Ethical Considerations
This study was conducted in accordance with the 1964 Declaration of Helsinki, its amendments, and other equivalent ethical standards. The study was approved by Advarra (central IRB; Pro00045812, August 27, 2020) and by the local IRBs of all participating sites. Informed consent was obtained from all participants in written or electronic form.
Funding
The authors disclosed receipt of the following financial support for the research, authorship, and/or publication of this article: PRoGRSS is supported by a research grant funded by Medtronic USA to the National Spine Health Foundation (#12497). The funder was not involved in the study design, collection, analysis, interpretation of the data or decision to publish.
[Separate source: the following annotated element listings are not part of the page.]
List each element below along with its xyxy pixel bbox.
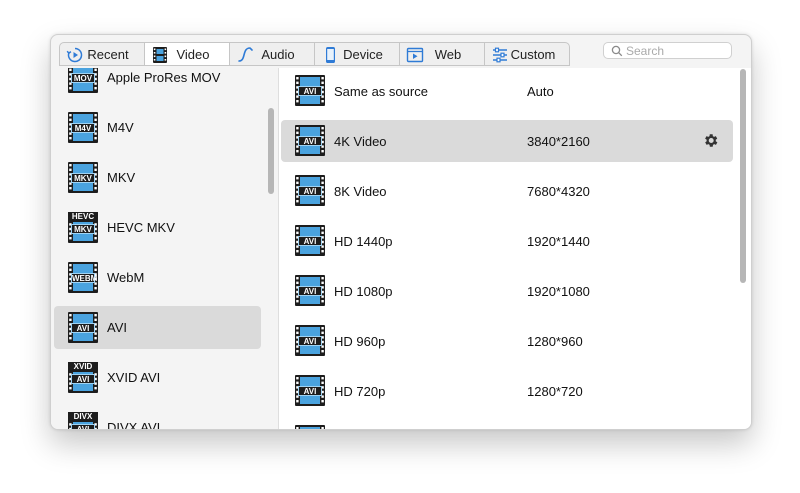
format-badge: AVI: [71, 424, 95, 429]
format-badge-top: HEVC: [68, 212, 98, 222]
format-badge-top: XVID: [68, 362, 98, 372]
tab-audio[interactable]: Audio: [229, 42, 315, 66]
format-badge: MKV: [71, 224, 95, 234]
format-badge: AVI: [298, 136, 322, 146]
preset-resolution: 1280*720: [527, 384, 583, 399]
category-label: DIVX AVI: [107, 420, 161, 429]
tab-label: Video: [176, 46, 210, 62]
video-format-icon: MOV: [68, 68, 98, 93]
category-list-scrollbar[interactable]: [268, 108, 274, 194]
video-format-icon: M4V: [68, 112, 98, 143]
video-format-icon: DIVX AVI: [68, 412, 98, 429]
video-format-icon: AVI: [295, 225, 325, 256]
preset-name: Same as source: [334, 84, 428, 99]
preset-name: HD 1440p: [334, 234, 393, 249]
format-preset-row[interactable]: AVI: [281, 420, 733, 429]
category-label: WebM: [107, 270, 145, 285]
category-label: XVID AVI: [107, 370, 161, 385]
gear-icon[interactable]: [702, 132, 719, 149]
format-badge: AVI: [71, 374, 95, 384]
video-format-icon: AVI: [295, 325, 325, 356]
format-preset-row[interactable]: AVI HD 1440p 1920*1440: [281, 220, 733, 262]
category-item[interactable]: AVI AVI: [54, 306, 261, 349]
category-label: M4V: [107, 120, 134, 135]
category-label: Apple ProRes MOV: [107, 70, 221, 85]
category-item[interactable]: M4V M4V: [54, 106, 261, 149]
tab-video[interactable]: Video: [144, 42, 230, 66]
format-badge: WEBM: [71, 273, 98, 283]
format-badge: M4V: [71, 123, 95, 133]
video-format-icon: AVI: [295, 275, 325, 306]
preset-name: HD 960p: [334, 334, 386, 349]
format-preset-row[interactable]: AVI 4K Video 3840*2160: [281, 120, 733, 162]
tab-device[interactable]: Device: [314, 42, 400, 66]
tab-recent[interactable]: Recent: [59, 42, 145, 66]
category-item[interactable]: XVID AVI XVID AVI: [54, 356, 261, 399]
format-preset-row[interactable]: AVI HD 960p 1280*960: [281, 320, 733, 362]
preset-name: 4K Video: [334, 134, 387, 149]
tab-label: Custom: [510, 46, 556, 62]
preset-resolution: 1920*1080: [527, 284, 590, 299]
tab-label: Device: [343, 46, 383, 62]
video-format-icon: AVI: [68, 312, 98, 343]
search-input[interactable]: [626, 43, 726, 58]
tab-custom[interactable]: Custom: [484, 42, 570, 66]
format-badge: MKV: [71, 173, 95, 183]
format-badge: AVI: [298, 186, 322, 196]
format-badge: AVI: [298, 236, 322, 246]
format-badge: AVI: [298, 386, 322, 396]
preset-resolution: 3840*2160: [527, 134, 590, 149]
video-format-icon: MKV: [68, 162, 98, 193]
format-picker-window: Recent Video Audio Device Web Custom Sea…: [50, 34, 752, 430]
video-format-icon: HEVC MKV: [68, 212, 98, 243]
video-format-icon: WEBM: [68, 262, 98, 293]
video-format-icon: AVI: [295, 375, 325, 406]
preset-resolution: 1920*1440: [527, 234, 590, 249]
format-badge: AVI: [298, 286, 322, 296]
category-label: HEVC MKV: [107, 220, 175, 235]
format-preset-row[interactable]: AVI Same as source Auto: [281, 70, 733, 112]
video-format-icon: XVID AVI: [68, 362, 98, 393]
format-badge: AVI: [298, 86, 322, 96]
tab-label: Audio: [261, 46, 295, 62]
format-preset-row[interactable]: AVI HD 720p 1280*720: [281, 370, 733, 412]
category-item[interactable]: MKV MKV: [54, 156, 261, 199]
format-category-list: MOV Apple ProRes MOV M4V M4V MKV MKV HEVC MKV HE…: [51, 68, 266, 429]
preset-name: 8K Video: [334, 184, 387, 199]
format-badge: AVI: [71, 323, 95, 333]
preset-resolution: 1280*960: [527, 334, 583, 349]
video-format-icon: AVI: [295, 425, 325, 429]
tab-web[interactable]: Web: [399, 42, 485, 66]
format-badge: AVI: [298, 336, 322, 346]
category-item[interactable]: WEBM WebM: [54, 256, 261, 299]
category-item[interactable]: MOV Apple ProRes MOV: [54, 68, 261, 99]
category-label: MKV: [107, 170, 136, 185]
tab-label: Web: [434, 46, 462, 62]
preset-name: HD 1080p: [334, 284, 393, 299]
category-item[interactable]: DIVXAVIDIVX AVI: [54, 406, 261, 429]
format-badge-top: DIVX: [68, 412, 98, 422]
category-item[interactable]: HEVC MKV HEVC MKV: [54, 206, 261, 249]
preset-resolution: 7680*4320: [527, 184, 590, 199]
video-format-icon: AVI: [295, 175, 325, 206]
preset-resolution: Auto: [527, 84, 554, 99]
preset-name: HD 720p: [334, 384, 386, 399]
video-format-icon: AVI: [295, 125, 325, 156]
video-format-icon: AVI: [295, 75, 325, 106]
format-preset-list: AVI Same as source Auto AVI 4K Video 3840*216…: [279, 68, 751, 429]
format-preset-row[interactable]: AVI 8K Video 7680*4320: [281, 170, 733, 212]
category-tab-bar: Recent Video Audio Device Web Custom: [59, 42, 570, 66]
tab-label: Recent: [87, 46, 129, 62]
search-icon: [611, 45, 623, 57]
preset-list-scrollbar[interactable]: [740, 69, 746, 283]
category-label: AVI: [107, 320, 127, 335]
search-box[interactable]: [603, 42, 732, 59]
format-preset-row[interactable]: AVI HD 1080p 1920*1080: [281, 270, 733, 312]
format-badge: MOV: [71, 73, 95, 83]
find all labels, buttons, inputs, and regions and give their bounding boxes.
Declaration of Conflicting Interests
The authors declared the following potential conflicts of interest with respect to the research, authorship, and/or publication of this article: LDO and RTR: Research grants from Medtronic, Amgen, UCB, Innovasis, Medimaps, Alphatec, Acuity Surgical, Spinal Stabilization Technologies. NJL: Consulting fees from Medtronic. JLG: Grants from Edwards LifeSciences; Royalties from Acuity, Medtronic, Globus; Consulting fees from Acuity, Depuy, Medtronic, Globus, Stryker, FYR Medical, and Expanding Innovation; Payment or honoraria from Broadwater, NASS, Pacira Pharmaceutical, Baxter, MiMedx, Kyana; Support for attending meetings/travel from Fischer Owens Funds; Patents planned, issued, or pending from Medtronic; Stock in Cingulate Therapeutics, FYR Medical; Other Financial Interests from the Alan L. Jacqueline B. Stuart Spine Research Center, Biom’Up; Cerapedics, Inc, Empirical Spine, Inc, Medtronic, National Spine Health Foundation, Scoliosis Research Society, Stryker, The International Spine Study Group Foundation, Department of Defense. RAL: Grants from the Department of Defense; Royalties and consulting fees from Medtronic. CMH: Consulting fees from Medtronic, Globus Medical, Spineart, and Innovasis. GTP: Consulting fees from Medtronic. EJ: Consulting fees from Stryker, Medtronic, and Innovasis. CRG: Consulting fees from Medtronic and Stryker; Royalties from Medtronic and Stryker; Advisory board for Medtronic and Stryker; Sock in Augmedics and N-Site; Board of Directors, National Spine Health Foundation.
Data Availability Statement
Registry data are not publicly available due to IRB and data-use restrictions. De-identified data may be requested from the corresponding author with appropriate approvals.